LUPIN: Les aventures complètes. Морис Леблан
Compris ?
– Oui, patron. Mais si par hasard le coffre n’ouvre pas, si le mot « Dolor »…
– Silence, Marco. Au sortir du Crédit Lyonnais, tu lâcheras Jérôme, tu rentreras chez toi, et tu me téléphoneras le résultat de l’opération. Si par hasard le mot « Dolor » n’ouvre pas le coffre, nous aurons, mon ami Kesselbach et moi, un petit entretien suprême. Kesselbach, tu es sûr de ne t’être point trompé ?
– Oui.
– C’est qu’alors tu escomptes la nullité de la perquisition. Nous verrons ça. File, Marco.
– Mais vous, patron ?
– Moi, je reste. Oh ! Ne crains rien. Je n’ai jamais couru aussi peu de danger. N’est-ce pas, Kesselbach, la consigne est formelle ?
– Oui.
– Diable, tu me dis ça d’un air bien empressé. Est-ce que tu aurais cherché à gagner du temps ? Alors je serais pris au piège, comme un idiot ?
Il réfléchit, regarda son prisonnier et conclut :
– Non ce n’est pas possible, nous ne serons pas dérangés Il n’avait pas achevé ce mot que la sonnerie du vestibule retentit. Violemment il appliqua sa main sur la bouche de Rudolf Kesselbach.
– Ah ! Vieux renard, tu attendais quelqu’un !
Les yeux du captif brillaient d’espoir. On l’entendit ricaner, sous la main qui l’étouffait. L’homme tressaillit de rage.
– Tais-toi sinon, je t’étrangle. Tiens, Marco, bâillonne-le. Fais vite… Bien.

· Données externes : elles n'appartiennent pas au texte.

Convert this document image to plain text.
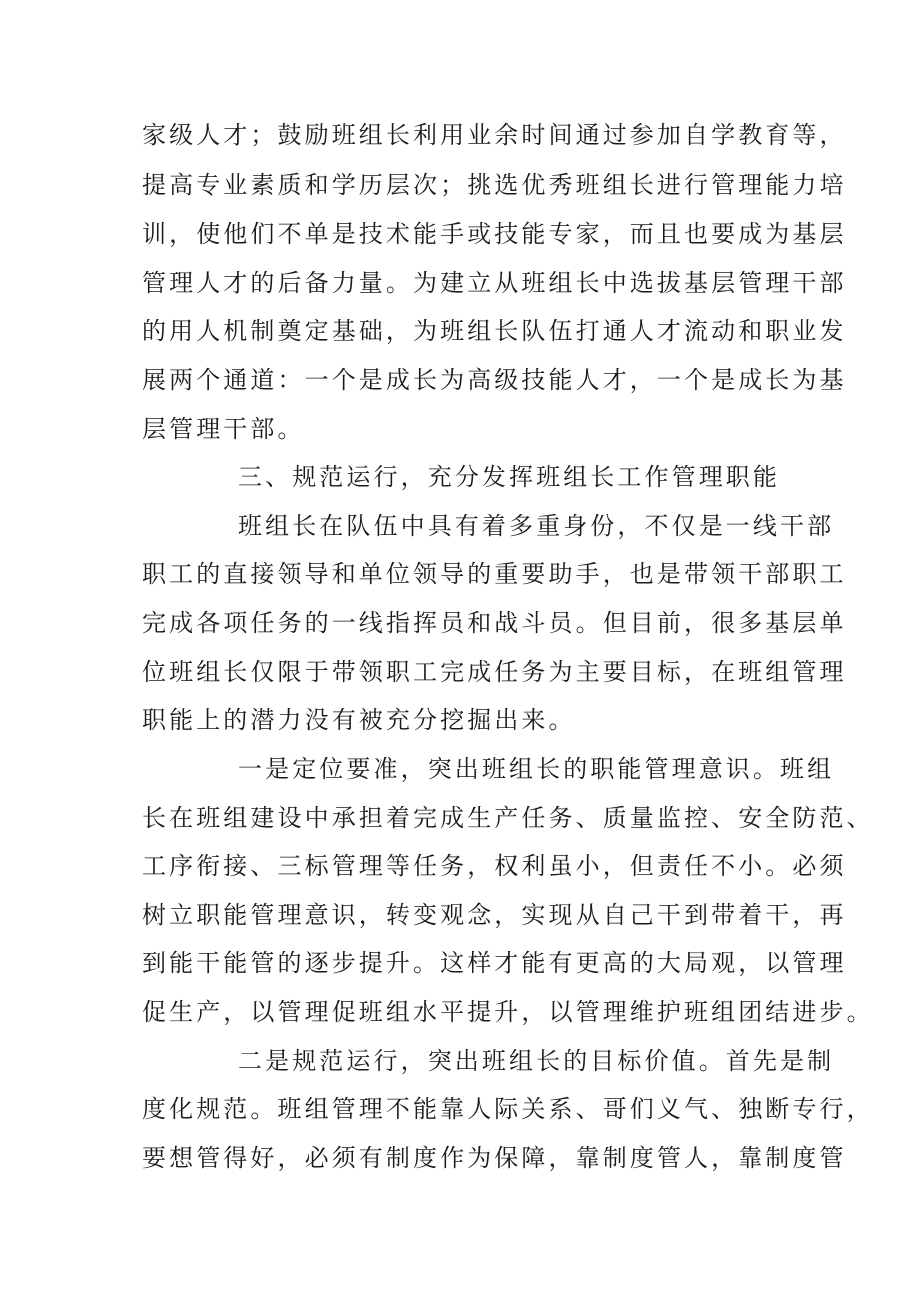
家级人才；鼓励班组长利用业余时间通过参加自学教育等，
提高专业素质和学历层次；挑选优秀班组长进行管理能力培
训，使他们不单是技术能手或技能专家，而且也要成为基层
管理人才的后备力量。为建立从班组长中选拔基层管理干部
的用人机制奠定基础，为班组长队伍打通人才流动和职业发
展两个通道：一个是成长为高级技能人才，一个是成长为基
层管理干部。
三、规范运行，充分发挥班组长工作管理职能
班组长在队伍中具有着多重身份，不仅是一线干部
职工的直接领导和单位领导的重要助手，也是带领干部职工
完成各项任务的一线指挥员和战斗员。但目前，很多基层单
位班组长仅限于带领职工完成任务为主要目标，在班组管理
职能上的潜力没有被充分挖掘出来。
一是定位要准，突出班组长的职能管理意识。班组
长在班组建设中承担着完成生产任务、质量监控、安全防范、
工序衔接、三标管理等任务，权利虽小，但责任不小。必须
树立职能管理意识，转变观念，实现从自己干到带着干，再
到能干能管的逐步提升。这样才能有更高的大局观，以管理
促生产，以管理促班组水平提升，以管理维护班组团结进步。
二是规范运行，突出班组长的目标价值。首先是制
度化规范。班组管理不能靠人际关系、哥们义气、独断专行，
要想管得好，必须有制度作为保障，靠制度管人，靠制度管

On sonna de nouveau. Il cria, comme s’il était, lui, Rudolf Kesselbach, et qu’Edwards fût encore là :
– Ouvrez donc, Edwards.
Puis il passa doucement dans le vestibule, et, à voix basse, désignant le secrétaire et le domestique :
– Marco, aide-moi à pousser ça dans la chambre là, de manière qu’on ne puisse les voir. Il enleva le secrétaire, Marco emporta le domestique.
– Bien, maintenant retourne au salon. Il le suivit, et aussitôt, repassant une seconde fois dans le vestibule, il prononça très haut d’un air étonné :
– Mais votre domestique n’est pas là, monsieur Kesselbach… non, ne vous dérangez pas… finissez votre lettre… J’y vais moi-même.
Et, tranquillement, il ouvrit la porte d’entrée.
– M. Kesselbach ? lui demanda-t-on.
Il se trouvait en face d’une sorte de colosse, à la large figure réjouie, aux yeux vifs, qui se dandinait d’une jambe sur l’autre et tortillait entre ses mains les rebords de son chapeau. Il répondit :
– Parfaitement, c’est ici. Qui dois-je annoncer ?
– M. Kesselbach a téléphoné… il m’attend…
– Ah ! c’est vous… je vais prévenir… voulezvous patienter une minute ?… M. Kesselbach va vous parler.
Il eut l’audace de laisser le visiteur sur le seuil de l’antichambre, à un endroit d’où l’on pouvait apercevoir, par la porte ouverte, une partie du salon. Et lentement, sans même se retourner, il rentra, rejoignit son complice auprès de M. Kesselbach, et lui dit :
– Nous sommes fichus. C’est Gourel, de la Sûreté…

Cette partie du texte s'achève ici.